Nun ist die Polizei nicht der Querschnitt der Bevölkerung und es ist leider davon auszugehen, dass sich in ihr qua der Natur und Struktur der Sicherheitsbehörden mehr Personen mit einem autoritären (und damit oftmals rassistischen oder rechtsradikalen) Weltbild finden als im Rest der Gesellschaft. Darauf deuten auch Wahlentscheidungen von Polizist:innen aus Österreich (1, 2), Frankreich und Griechenland (PDF) hin, die immer signifikant mehr rechtsradikale Parteien wählten als die Gesamtgesellschaft.

Seehofer will offenbar mit allen Mitteln vermeiden, dass am Ende rauskommen könnte: Wir haben ein empirisch belegtes Polizeiproblem. Dass herauskommen könnte: Wir haben bei der Polizei mehr Rassismus als bei den Lehrern, Bäckern oder Facharbeitern. Deswegen diskreditiert der Innenminister jedes Untersuchungsdesign, das Fragen zu Rassismus stellt, einfach als „Unterstellungen und Vorwürfe“.

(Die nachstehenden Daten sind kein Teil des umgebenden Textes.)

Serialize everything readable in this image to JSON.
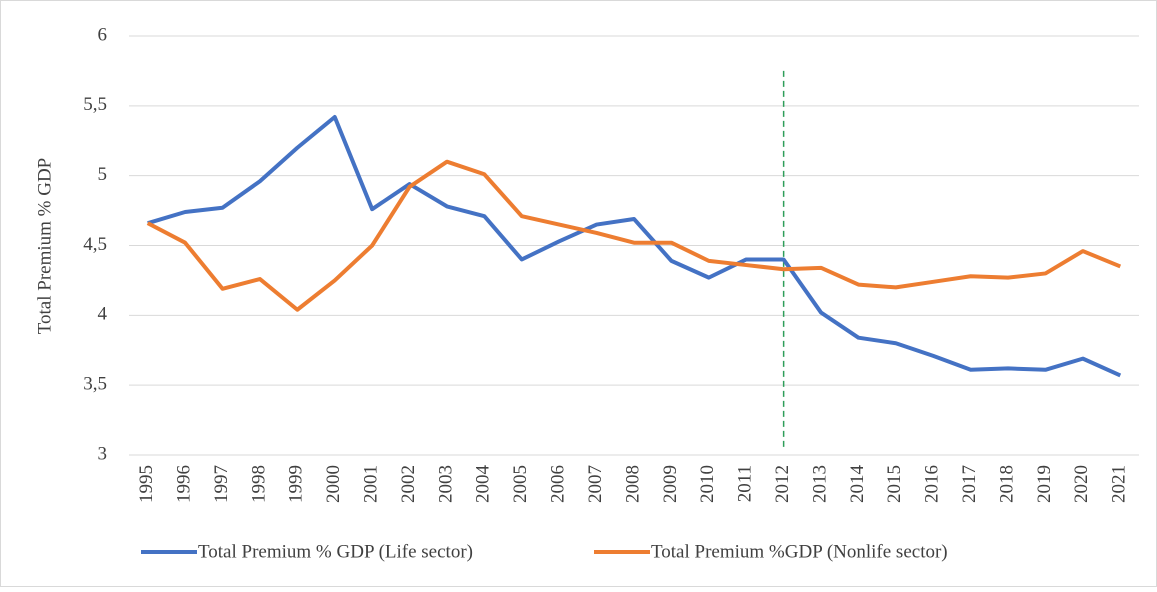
{
  "chart_data": {
    "type": "line",
    "y_label": "Total Premium % GDP",
    "categories": [
      "1995",
      "1996",
      "1997",
      "1998",
      "1999",
      "2000",
      "2001",
      "2002",
      "2003",
      "2004",
      "2005",
      "2006",
      "2007",
      "2008",
      "2009",
      "2010",
      "2011",
      "2012",
      "2013",
      "2014",
      "2015",
      "2016",
      "2017",
      "2018",
      "2019",
      "2020",
      "2021"
    ],
    "series": [
      {
        "name": "Total Premium % GDP (Life sector)",
        "color": "#4472c4",
        "values": [
          4.66,
          4.74,
          4.77,
          4.96,
          5.2,
          5.42,
          4.76,
          4.94,
          4.78,
          4.71,
          4.4,
          4.53,
          4.65,
          4.69,
          4.39,
          4.27,
          4.4,
          4.4,
          4.02,
          3.84,
          3.8,
          3.71,
          3.61,
          3.62,
          3.61,
          3.69,
          3.57
        ]
      },
      {
        "name": "Total Premium %GDP (Nonlife sector)",
        "color": "#ed7d31",
        "values": [
          4.66,
          4.52,
          4.19,
          4.26,
          4.04,
          4.25,
          4.5,
          4.92,
          5.1,
          5.01,
          4.71,
          4.65,
          4.59,
          4.52,
          4.52,
          4.39,
          4.36,
          4.33,
          4.34,
          4.22,
          4.2,
          4.24,
          4.28,
          4.27,
          4.3,
          4.46,
          4.35
        ]
      }
    ],
    "ylim": [
      3,
      6
    ],
    "yticks": [
      3,
      {
        "value": 3.5,
        "label": "3,5"
      },
      4,
      {
        "value": 4.5,
        "label": "4,5"
      },
      5,
      {
        "value": 5.5,
        "label": "5,5"
      },
      6
    ],
    "grid": true,
    "legend": "bottom",
    "reference_line": {
      "category": "2012",
      "color": "#2e9e5a"
    }
  }
}
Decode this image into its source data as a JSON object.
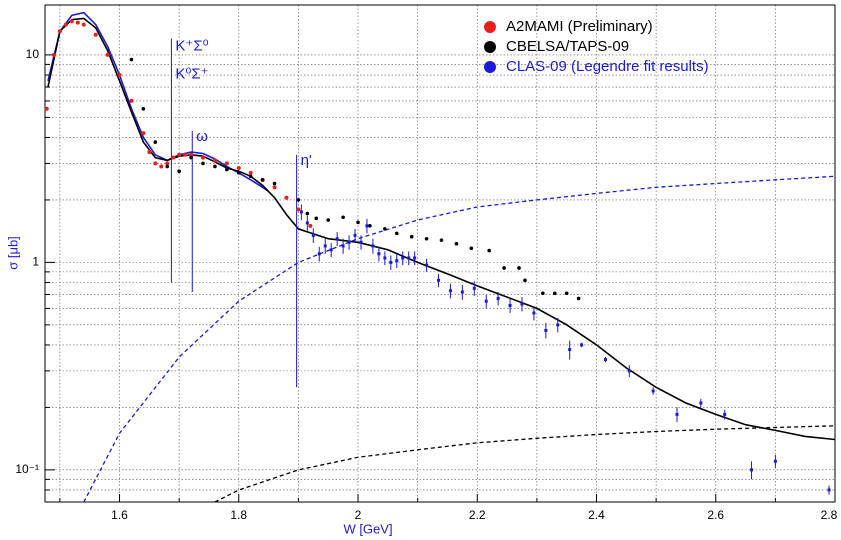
{
  "chart_data": {
    "type": "scatter",
    "xlabel": "W [GeV]",
    "ylabel": "σ [μb]",
    "xlim": [
      1.475,
      2.8
    ],
    "ylim": [
      0.07,
      17.4
    ],
    "ylog": true,
    "grid": true,
    "legend": "upper right",
    "xticks": [
      1.6,
      1.8,
      2,
      2.2,
      2.4,
      2.6,
      2.8
    ],
    "xminorticks": [
      1.5,
      1.7,
      1.9,
      2.1,
      2.3,
      2.5,
      2.7
    ],
    "yticks": [
      {
        "value": 0.1,
        "label": "10⁻¹"
      },
      1,
      {
        "value": 10,
        "label": "10"
      }
    ],
    "yminorticks": [
      0.08,
      0.09,
      0.2,
      0.3,
      0.4,
      0.5,
      0.6,
      0.7,
      0.8,
      0.9,
      2,
      3,
      4,
      5,
      6,
      7,
      8,
      9
    ],
    "series": [
      {
        "name": "A2MAMI (Preliminary)",
        "color": "#e8201c",
        "legend_text_color": "#000000",
        "x": [
          1.478,
          1.49,
          1.5,
          1.51,
          1.52,
          1.53,
          1.54,
          1.56,
          1.58,
          1.6,
          1.62,
          1.64,
          1.65,
          1.66,
          1.67,
          1.68,
          1.69,
          1.7,
          1.71,
          1.72,
          1.74,
          1.76,
          1.78,
          1.8,
          1.82,
          1.84,
          1.86,
          1.88,
          1.9,
          1.92
        ],
        "values": [
          5.5,
          10,
          13,
          14,
          14.5,
          14.3,
          14,
          12.5,
          10,
          8,
          6,
          4.2,
          3.4,
          3,
          2.9,
          3,
          3.2,
          3.3,
          3.3,
          3.3,
          3.2,
          3.1,
          3,
          2.85,
          2.7,
          2.5,
          2.3,
          2.05,
          1.8,
          1.5
        ]
      },
      {
        "name": "CBELSA/TAPS-09",
        "color": "#000000",
        "legend_text_color": "#000000",
        "x": [
          1.62,
          1.64,
          1.66,
          1.68,
          1.7,
          1.72,
          1.74,
          1.76,
          1.78,
          1.8,
          1.82,
          1.84,
          1.86,
          1.9,
          1.915,
          1.93,
          1.95,
          1.975,
          2.0,
          2.02,
          2.045,
          2.065,
          2.09,
          2.115,
          2.14,
          2.165,
          2.19,
          2.22,
          2.245,
          2.27,
          2.28,
          2.31,
          2.33,
          2.35,
          2.37
        ],
        "values": [
          9.5,
          5.5,
          3.8,
          2.9,
          2.75,
          3.2,
          3.0,
          2.9,
          2.8,
          2.7,
          2.6,
          2.5,
          2.4,
          2.0,
          1.72,
          1.63,
          1.6,
          1.65,
          1.56,
          1.5,
          1.45,
          1.38,
          1.33,
          1.3,
          1.28,
          1.23,
          1.17,
          1.14,
          0.94,
          0.94,
          0.82,
          0.71,
          0.71,
          0.71,
          0.67
        ]
      },
      {
        "name": "CLAS-09 (Legendre fit results)",
        "color": "#1a1ad8",
        "legend_text_color": "#1a1ad8",
        "x": [
          1.905,
          1.915,
          1.925,
          1.935,
          1.945,
          1.955,
          1.965,
          1.975,
          1.985,
          1.995,
          2.005,
          2.015,
          2.025,
          2.035,
          2.045,
          2.055,
          2.065,
          2.075,
          2.085,
          2.095,
          2.115,
          2.135,
          2.155,
          2.175,
          2.195,
          2.215,
          2.235,
          2.255,
          2.275,
          2.295,
          2.315,
          2.335,
          2.355,
          2.375,
          2.415,
          2.455,
          2.495,
          2.535,
          2.575,
          2.615,
          2.66,
          2.7,
          2.79
        ],
        "values": [
          1.75,
          1.55,
          1.35,
          1.1,
          1.2,
          1.15,
          1.3,
          1.2,
          1.25,
          1.35,
          1.25,
          1.5,
          1.2,
          1.1,
          1.05,
          1.0,
          1.02,
          1.05,
          1.05,
          1.05,
          0.97,
          0.82,
          0.73,
          0.72,
          0.75,
          0.65,
          0.67,
          0.62,
          0.63,
          0.57,
          0.47,
          0.5,
          0.38,
          0.4,
          0.34,
          0.3,
          0.24,
          0.185,
          0.21,
          0.185,
          0.1,
          0.11,
          0.08
        ],
        "errors": [
          0.15,
          0.13,
          0.11,
          0.09,
          0.1,
          0.09,
          0.1,
          0.1,
          0.1,
          0.1,
          0.1,
          0.12,
          0.1,
          0.09,
          0.08,
          0.08,
          0.08,
          0.08,
          0.08,
          0.08,
          0.07,
          0.06,
          0.06,
          0.06,
          0.06,
          0.05,
          0.05,
          0.05,
          0.05,
          0.045,
          0.04,
          0.04,
          0.04,
          0.01,
          0.01,
          0.02,
          0.01,
          0.015,
          0.01,
          0.01,
          0.01,
          0.008,
          0.004
        ]
      }
    ],
    "curves": [
      {
        "color": "#1a1ad8",
        "dashed": false,
        "x": [
          1.48,
          1.5,
          1.52,
          1.54,
          1.56,
          1.58,
          1.6,
          1.62,
          1.64,
          1.66,
          1.68,
          1.7,
          1.72,
          1.74,
          1.76,
          1.78,
          1.8,
          1.82,
          1.84,
          1.85
        ],
        "values": [
          7.5,
          13,
          15.5,
          16,
          14,
          11,
          8,
          5.5,
          4,
          3.3,
          3.1,
          3.3,
          3.4,
          3.35,
          3.15,
          2.9,
          2.7,
          2.5,
          2.3,
          2.2
        ]
      },
      {
        "color": "#000000",
        "dashed": false,
        "x": [
          1.48,
          1.5,
          1.52,
          1.54,
          1.56,
          1.58,
          1.6,
          1.62,
          1.64,
          1.66,
          1.68,
          1.7,
          1.72,
          1.74,
          1.76,
          1.78,
          1.8,
          1.82,
          1.84,
          1.86,
          1.88,
          1.9,
          1.95,
          2,
          2.05,
          2.1,
          2.15,
          2.2,
          2.25,
          2.3,
          2.35,
          2.4,
          2.45,
          2.5,
          2.55,
          2.6,
          2.65,
          2.7,
          2.75,
          2.8
        ],
        "values": [
          7,
          13,
          14.8,
          15,
          13.5,
          10.5,
          7.5,
          5.3,
          3.8,
          3.2,
          3.1,
          3.25,
          3.3,
          3.25,
          3.05,
          2.85,
          2.75,
          2.6,
          2.35,
          2.05,
          1.7,
          1.45,
          1.3,
          1.25,
          1.15,
          1.0,
          0.88,
          0.77,
          0.68,
          0.6,
          0.5,
          0.4,
          0.31,
          0.25,
          0.21,
          0.185,
          0.165,
          0.155,
          0.145,
          0.14
        ]
      },
      {
        "color": "#1a1ad8",
        "dashed": true,
        "x": [
          1.54,
          1.6,
          1.7,
          1.8,
          1.9,
          2,
          2.1,
          2.2,
          2.3,
          2.4,
          2.5,
          2.6,
          2.7,
          2.8
        ],
        "values": [
          0.07,
          0.15,
          0.35,
          0.65,
          1.0,
          1.3,
          1.6,
          1.85,
          2.0,
          2.15,
          2.3,
          2.4,
          2.5,
          2.6
        ]
      },
      {
        "color": "#000000",
        "dashed": true,
        "x": [
          1.76,
          1.8,
          1.9,
          2,
          2.1,
          2.2,
          2.3,
          2.4,
          2.5,
          2.6,
          2.7,
          2.8
        ],
        "values": [
          0.07,
          0.08,
          0.1,
          0.115,
          0.125,
          0.135,
          0.142,
          0.148,
          0.153,
          0.157,
          0.16,
          0.163
        ]
      }
    ],
    "annotations": [
      {
        "text": "K⁺Σ⁰",
        "x": 1.687,
        "span": [
          12,
          0.8
        ]
      },
      {
        "text": "K⁰Σ⁺",
        "x": 1.687,
        "span": [
          12,
          0.8
        ]
      },
      {
        "text": "ω",
        "x": 1.722,
        "span": [
          4.3,
          0.72
        ]
      },
      {
        "text": "η'",
        "x": 1.897,
        "span": [
          3.3,
          0.25
        ]
      }
    ]
  }
}
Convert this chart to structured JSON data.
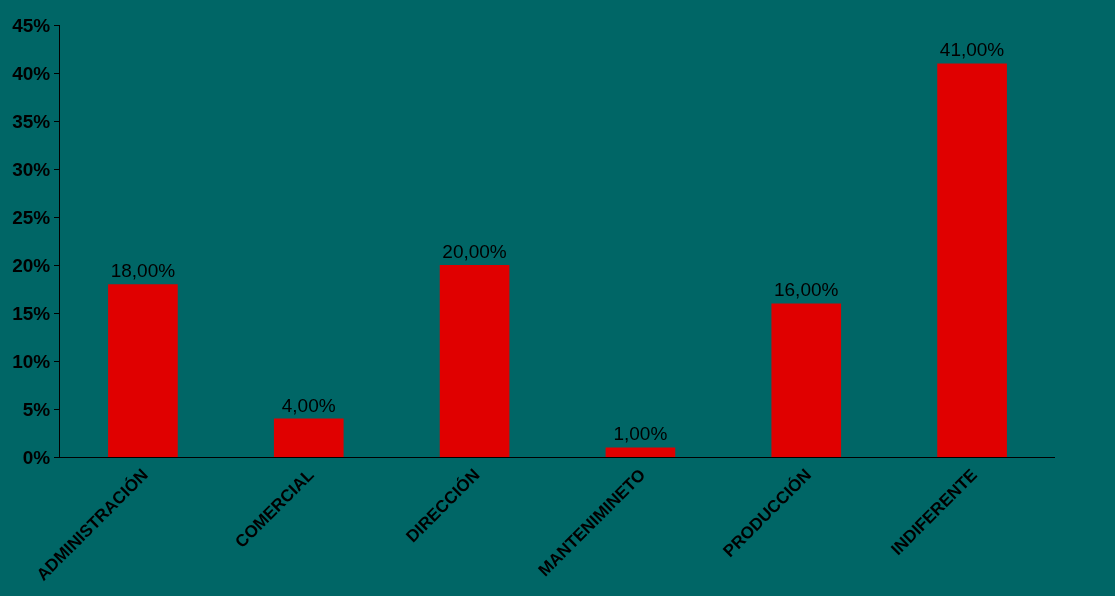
{
  "chart_data": {
    "type": "bar",
    "categories": [
      "ADMINISTRACIÓN",
      "COMERCIAL",
      "DIRECCIÓN",
      "MANTENIMINETO",
      "PRODUCCIÓN",
      "INDIFERENTE"
    ],
    "values": [
      18,
      4,
      20,
      1,
      16,
      41
    ],
    "value_labels": [
      "18,00%",
      "4,00%",
      "20,00%",
      "1,00%",
      "16,00%",
      "41,00%"
    ],
    "color": "#e00000",
    "ylim": [
      0,
      45
    ],
    "yticks": [
      {
        "value": 0,
        "label": "0%"
      },
      {
        "value": 5,
        "label": "5%"
      },
      {
        "value": 10,
        "label": "10%"
      },
      {
        "value": 15,
        "label": "15%"
      },
      {
        "value": 20,
        "label": "20%"
      },
      {
        "value": 25,
        "label": "25%"
      },
      {
        "value": 30,
        "label": "30%"
      },
      {
        "value": 35,
        "label": "35%"
      },
      {
        "value": 40,
        "label": "40%"
      },
      {
        "value": 45,
        "label": "45%"
      }
    ],
    "grid": false,
    "legend": false
  }
}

Seehofer hantiert mit Zahlen ohne Belege

Für Seehofer stehen „über 99 Prozent“ der Polizistinnen und Polizisten auf dem Boden des Grundgesetzes. Woher diese Zahl stammt, die übrigens immer noch die Existenz tausender bewaffneter Verfassungsfeinde im Staatsapparat zulassen würde, lässt sich nicht rekonstruieren. Eine Studie zur Verfassungstreue unter Polizist:innen existiert nämlich nicht.

Das Innenministerium verweist auf den Lagebericht „Rechtsextremisten in Sicherheitsbehörden“ des Verfassungsschutzes, der jedoch nur eingeleitete Verfahren gegen Beamte berücksichtigt und Seehofers Aussage nicht wirklich untermauert. Das Dunkelfeld dürfte in den Polizeiapparaten, in denen Korpsgeist herrscht, deutlich höher sein als die paar hundert Fälle, in denen wirklich eingeschritten wurde.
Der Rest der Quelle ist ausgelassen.